Ongoing Projects
How do objects group together?
In the Babylab, we attempt to identify the kind of information babies use when forming object categories. Are they using attributes (absence/presence of eyes, number of legs, ....), combinations of attributes, overall shape, ...? Does language influence the nature of category formation, and if so, how and from what age? We use a wide range of investigation techniques so as provide answers to these questions.
Word Sounds
Processing of the sound pattern of the language is crucial in the understanding of speech. This processing implies the existence of connections between the sound patterns of word forms and the parts of the brain involved in the representation of their meaning.

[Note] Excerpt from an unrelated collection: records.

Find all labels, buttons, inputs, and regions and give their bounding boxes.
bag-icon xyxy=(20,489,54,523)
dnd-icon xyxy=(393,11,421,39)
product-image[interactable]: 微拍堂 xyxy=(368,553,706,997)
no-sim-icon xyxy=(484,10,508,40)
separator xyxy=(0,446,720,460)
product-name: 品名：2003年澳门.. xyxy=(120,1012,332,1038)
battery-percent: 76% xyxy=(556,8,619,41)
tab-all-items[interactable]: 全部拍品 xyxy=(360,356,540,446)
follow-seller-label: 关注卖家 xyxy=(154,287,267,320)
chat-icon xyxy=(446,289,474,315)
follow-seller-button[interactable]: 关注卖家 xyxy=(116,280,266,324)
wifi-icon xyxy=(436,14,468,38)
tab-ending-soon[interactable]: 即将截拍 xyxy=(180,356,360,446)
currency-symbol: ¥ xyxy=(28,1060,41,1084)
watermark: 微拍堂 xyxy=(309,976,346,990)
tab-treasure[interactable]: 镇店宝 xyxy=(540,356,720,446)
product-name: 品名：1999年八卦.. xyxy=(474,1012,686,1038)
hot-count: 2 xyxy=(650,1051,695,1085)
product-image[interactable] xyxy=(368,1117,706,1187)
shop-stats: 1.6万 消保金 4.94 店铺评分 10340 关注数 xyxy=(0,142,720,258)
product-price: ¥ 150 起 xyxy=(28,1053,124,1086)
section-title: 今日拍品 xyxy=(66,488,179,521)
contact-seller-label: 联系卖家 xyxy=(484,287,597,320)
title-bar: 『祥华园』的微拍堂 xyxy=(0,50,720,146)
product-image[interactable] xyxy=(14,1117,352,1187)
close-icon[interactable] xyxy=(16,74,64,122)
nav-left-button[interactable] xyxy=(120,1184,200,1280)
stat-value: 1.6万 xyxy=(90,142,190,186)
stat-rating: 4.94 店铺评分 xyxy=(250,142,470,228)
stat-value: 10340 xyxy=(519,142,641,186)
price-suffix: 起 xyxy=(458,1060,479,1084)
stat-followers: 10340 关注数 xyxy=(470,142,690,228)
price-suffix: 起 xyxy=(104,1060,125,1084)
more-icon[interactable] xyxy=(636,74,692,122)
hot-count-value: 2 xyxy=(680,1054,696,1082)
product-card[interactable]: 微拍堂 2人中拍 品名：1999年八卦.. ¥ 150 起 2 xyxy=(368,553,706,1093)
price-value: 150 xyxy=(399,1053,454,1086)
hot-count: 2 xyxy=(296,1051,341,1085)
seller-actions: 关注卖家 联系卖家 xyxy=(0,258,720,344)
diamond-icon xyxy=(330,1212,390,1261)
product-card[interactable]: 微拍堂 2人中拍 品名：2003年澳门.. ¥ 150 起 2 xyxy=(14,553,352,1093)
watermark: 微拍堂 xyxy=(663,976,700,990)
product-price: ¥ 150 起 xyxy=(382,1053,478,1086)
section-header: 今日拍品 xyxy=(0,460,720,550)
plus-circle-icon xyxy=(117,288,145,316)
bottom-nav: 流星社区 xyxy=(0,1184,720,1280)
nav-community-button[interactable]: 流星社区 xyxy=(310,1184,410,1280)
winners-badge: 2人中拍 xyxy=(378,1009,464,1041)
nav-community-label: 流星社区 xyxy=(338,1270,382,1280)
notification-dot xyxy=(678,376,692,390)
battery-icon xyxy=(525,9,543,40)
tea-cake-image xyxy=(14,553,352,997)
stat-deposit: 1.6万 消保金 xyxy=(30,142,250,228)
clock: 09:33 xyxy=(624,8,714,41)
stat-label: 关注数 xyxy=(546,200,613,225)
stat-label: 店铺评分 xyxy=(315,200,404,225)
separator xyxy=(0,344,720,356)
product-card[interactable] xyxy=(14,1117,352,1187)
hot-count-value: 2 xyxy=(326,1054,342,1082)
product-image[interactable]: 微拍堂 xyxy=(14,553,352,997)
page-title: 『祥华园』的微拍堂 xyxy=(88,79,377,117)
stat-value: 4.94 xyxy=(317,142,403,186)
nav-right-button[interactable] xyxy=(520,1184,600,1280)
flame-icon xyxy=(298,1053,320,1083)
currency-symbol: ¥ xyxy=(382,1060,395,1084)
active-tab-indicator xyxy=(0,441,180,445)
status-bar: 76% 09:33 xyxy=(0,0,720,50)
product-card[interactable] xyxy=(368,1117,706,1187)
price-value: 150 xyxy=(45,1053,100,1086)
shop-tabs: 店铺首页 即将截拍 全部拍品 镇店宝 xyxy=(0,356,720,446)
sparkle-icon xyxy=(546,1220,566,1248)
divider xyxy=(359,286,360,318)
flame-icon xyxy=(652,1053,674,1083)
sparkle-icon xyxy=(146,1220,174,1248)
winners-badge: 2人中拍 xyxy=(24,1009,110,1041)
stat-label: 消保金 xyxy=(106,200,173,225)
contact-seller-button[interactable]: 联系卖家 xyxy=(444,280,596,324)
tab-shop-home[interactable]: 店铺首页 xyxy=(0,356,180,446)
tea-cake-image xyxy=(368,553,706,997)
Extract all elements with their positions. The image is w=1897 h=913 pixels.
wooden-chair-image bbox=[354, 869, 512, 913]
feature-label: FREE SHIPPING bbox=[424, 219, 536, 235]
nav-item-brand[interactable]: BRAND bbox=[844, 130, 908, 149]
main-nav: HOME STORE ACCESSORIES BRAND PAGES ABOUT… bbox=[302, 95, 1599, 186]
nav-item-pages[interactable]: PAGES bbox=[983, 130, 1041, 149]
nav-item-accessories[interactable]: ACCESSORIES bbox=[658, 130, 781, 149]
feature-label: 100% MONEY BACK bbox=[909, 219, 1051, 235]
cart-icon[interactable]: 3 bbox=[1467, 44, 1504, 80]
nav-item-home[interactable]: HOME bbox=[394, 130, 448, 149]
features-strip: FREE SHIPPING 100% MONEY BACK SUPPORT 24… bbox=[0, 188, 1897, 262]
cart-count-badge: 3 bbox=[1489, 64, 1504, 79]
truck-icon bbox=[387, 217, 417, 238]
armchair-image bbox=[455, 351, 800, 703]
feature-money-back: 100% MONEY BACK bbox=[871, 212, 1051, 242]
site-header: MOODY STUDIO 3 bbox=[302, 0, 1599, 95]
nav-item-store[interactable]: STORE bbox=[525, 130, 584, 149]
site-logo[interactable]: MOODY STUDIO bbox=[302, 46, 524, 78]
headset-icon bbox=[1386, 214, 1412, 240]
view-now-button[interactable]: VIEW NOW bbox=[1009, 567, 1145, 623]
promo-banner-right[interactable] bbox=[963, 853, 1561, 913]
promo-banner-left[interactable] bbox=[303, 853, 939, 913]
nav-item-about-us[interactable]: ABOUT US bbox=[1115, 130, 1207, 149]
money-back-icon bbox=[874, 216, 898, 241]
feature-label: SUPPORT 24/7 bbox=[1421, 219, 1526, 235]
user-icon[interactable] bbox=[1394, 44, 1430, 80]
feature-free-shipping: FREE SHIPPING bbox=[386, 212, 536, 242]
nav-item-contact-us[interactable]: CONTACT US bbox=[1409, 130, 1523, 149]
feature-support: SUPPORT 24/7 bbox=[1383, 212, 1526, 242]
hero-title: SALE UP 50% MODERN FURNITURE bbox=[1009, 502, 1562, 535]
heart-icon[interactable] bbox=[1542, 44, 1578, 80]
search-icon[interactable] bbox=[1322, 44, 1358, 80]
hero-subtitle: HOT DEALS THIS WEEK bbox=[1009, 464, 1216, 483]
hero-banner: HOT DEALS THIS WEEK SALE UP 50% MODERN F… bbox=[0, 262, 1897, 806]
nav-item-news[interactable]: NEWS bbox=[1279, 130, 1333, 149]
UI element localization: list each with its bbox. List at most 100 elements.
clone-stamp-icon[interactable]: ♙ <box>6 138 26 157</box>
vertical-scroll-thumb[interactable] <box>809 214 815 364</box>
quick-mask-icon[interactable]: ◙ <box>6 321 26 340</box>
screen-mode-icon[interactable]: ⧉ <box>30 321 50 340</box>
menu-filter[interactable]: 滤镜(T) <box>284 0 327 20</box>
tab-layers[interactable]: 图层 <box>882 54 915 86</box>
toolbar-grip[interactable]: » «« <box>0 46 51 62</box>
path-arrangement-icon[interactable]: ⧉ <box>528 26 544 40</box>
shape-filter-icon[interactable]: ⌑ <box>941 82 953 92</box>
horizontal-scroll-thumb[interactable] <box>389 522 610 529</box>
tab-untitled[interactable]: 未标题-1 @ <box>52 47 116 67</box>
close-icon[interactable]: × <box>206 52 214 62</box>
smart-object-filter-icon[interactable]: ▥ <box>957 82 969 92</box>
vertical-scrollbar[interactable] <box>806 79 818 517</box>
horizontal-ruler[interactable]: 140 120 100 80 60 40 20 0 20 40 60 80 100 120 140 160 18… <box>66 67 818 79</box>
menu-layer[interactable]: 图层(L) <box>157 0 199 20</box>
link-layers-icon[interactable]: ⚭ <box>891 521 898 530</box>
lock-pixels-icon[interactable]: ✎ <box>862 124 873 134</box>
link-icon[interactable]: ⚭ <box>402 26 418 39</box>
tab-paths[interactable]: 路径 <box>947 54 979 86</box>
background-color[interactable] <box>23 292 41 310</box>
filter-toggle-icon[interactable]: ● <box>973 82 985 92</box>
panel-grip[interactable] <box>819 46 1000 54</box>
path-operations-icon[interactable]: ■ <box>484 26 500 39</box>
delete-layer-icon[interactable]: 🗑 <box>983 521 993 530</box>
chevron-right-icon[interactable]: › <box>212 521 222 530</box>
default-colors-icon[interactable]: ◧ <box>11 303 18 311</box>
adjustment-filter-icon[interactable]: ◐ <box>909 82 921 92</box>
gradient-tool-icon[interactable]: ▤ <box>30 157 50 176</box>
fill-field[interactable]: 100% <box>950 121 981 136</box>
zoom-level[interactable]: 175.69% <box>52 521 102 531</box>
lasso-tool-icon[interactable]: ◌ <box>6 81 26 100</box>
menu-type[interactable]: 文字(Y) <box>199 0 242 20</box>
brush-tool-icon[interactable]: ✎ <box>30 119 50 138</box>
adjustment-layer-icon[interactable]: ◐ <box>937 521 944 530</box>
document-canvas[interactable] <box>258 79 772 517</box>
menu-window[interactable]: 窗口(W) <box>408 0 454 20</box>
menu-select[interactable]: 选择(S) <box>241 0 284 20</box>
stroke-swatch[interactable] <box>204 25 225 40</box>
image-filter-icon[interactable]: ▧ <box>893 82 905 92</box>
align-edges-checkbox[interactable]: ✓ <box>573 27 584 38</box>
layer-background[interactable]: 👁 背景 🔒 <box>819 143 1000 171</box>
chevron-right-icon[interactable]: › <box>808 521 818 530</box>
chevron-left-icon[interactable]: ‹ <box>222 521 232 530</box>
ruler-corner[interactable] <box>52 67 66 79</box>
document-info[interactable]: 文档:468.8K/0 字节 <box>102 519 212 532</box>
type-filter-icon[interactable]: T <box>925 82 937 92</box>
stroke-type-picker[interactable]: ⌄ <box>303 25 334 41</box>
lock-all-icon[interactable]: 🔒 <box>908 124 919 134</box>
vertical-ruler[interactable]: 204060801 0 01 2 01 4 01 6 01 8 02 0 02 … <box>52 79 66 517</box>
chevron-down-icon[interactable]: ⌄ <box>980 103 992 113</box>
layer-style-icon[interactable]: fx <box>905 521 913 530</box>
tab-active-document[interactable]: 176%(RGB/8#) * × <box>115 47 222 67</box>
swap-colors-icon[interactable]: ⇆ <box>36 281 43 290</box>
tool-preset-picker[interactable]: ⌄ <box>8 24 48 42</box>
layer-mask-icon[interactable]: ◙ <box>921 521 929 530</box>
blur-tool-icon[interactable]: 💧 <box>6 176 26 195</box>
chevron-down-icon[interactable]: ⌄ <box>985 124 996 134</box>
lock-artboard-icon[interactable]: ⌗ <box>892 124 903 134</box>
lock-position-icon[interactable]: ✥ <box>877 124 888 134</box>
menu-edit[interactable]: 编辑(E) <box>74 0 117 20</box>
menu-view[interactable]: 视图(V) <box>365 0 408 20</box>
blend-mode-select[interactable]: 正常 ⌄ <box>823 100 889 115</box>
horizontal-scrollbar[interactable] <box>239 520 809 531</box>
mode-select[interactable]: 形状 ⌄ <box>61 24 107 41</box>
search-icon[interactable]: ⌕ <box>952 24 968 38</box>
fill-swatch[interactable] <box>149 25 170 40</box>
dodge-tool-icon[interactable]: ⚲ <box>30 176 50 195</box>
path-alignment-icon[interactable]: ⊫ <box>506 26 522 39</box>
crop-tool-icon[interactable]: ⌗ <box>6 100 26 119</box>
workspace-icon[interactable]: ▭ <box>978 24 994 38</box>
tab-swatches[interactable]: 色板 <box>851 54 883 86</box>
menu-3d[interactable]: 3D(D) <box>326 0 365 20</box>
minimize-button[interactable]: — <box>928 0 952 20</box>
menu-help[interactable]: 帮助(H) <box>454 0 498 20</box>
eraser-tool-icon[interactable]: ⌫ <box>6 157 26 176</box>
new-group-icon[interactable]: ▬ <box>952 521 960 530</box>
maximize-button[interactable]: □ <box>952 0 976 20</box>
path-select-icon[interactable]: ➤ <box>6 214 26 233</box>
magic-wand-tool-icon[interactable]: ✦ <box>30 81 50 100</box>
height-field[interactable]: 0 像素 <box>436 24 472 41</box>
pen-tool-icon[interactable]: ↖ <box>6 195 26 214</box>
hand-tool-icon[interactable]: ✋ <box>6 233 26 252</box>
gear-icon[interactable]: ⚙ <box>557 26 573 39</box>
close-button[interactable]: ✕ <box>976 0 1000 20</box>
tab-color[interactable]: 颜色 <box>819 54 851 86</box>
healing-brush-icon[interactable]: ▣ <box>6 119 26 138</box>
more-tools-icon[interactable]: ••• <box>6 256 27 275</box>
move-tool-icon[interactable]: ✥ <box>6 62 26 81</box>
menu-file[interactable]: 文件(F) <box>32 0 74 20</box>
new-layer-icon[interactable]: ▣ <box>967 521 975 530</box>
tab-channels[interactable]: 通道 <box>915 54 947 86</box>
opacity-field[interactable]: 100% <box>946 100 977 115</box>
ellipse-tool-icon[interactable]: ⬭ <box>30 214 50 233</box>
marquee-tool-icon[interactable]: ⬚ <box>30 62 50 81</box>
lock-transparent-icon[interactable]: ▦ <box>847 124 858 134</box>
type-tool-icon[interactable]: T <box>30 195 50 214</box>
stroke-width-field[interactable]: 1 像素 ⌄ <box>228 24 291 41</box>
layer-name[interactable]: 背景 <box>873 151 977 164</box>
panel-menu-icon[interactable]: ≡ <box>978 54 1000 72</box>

Proper understanding of these mechanisms and their development trajectories in the early years of life is critical for language development research and is extremely useful for effective treatment of language development disorders.
Our project goes beyond purely behavioural assessment of early language development to a framework more directly related to the neural processes in the brain. We work with the electrical activity generated by the brain as measured by the EEG signal to study the relationship between changes in brain organization and the accuracy of encoding the sounds of words from early infancy to all the way to adult.
Word Learning
When you speak to your child, how do they figure out which words refer to which objects? We are investigating how infants work out the meaning of new words. We know that infants are more likely to select a novel, name-unknown object as the referent of a new word, rather than a familiar, name-known object. Many researchers believe that infants do this because they do not accept more than one name for an object. However, we are investigating the alternative possibility that infants are guided by the novelty of objects; are infants’ biased to associate new words with objects they haven’t seen before?
Word Associations
One way of thinking about how language functions when we listen to speech, is in terms of which words 'go together'. Do we link up words according to how they sound? Or do we connect them up according to their meanings? And are there different systems of organization working together at the same time? We can investigate these types of questions by looking into what words are typically associated with each other, and then testing whether these associations change how we listen to language. For example, if asked about the first word that comes to mind after hearing the word "doctor", a large number of people will say "nurse". We can see that doctor and nurse describe similar professions (a taxonomic relationship). On the other hand, following a word like "yellow" some people might give a response like "hello". In this case the words rhyme with each other (a phonological relationship). By gathering word associations from people in the local community, we can then investigate how different types of associations might influence the way that we access words while we are listening to language. At the BabyLab, Suzy Styles is investigating the typical word associations of young adults, and of the parents of young children in the Oxfordshire area. She also investigates different types of word-level relationship using eye-gaze tasks.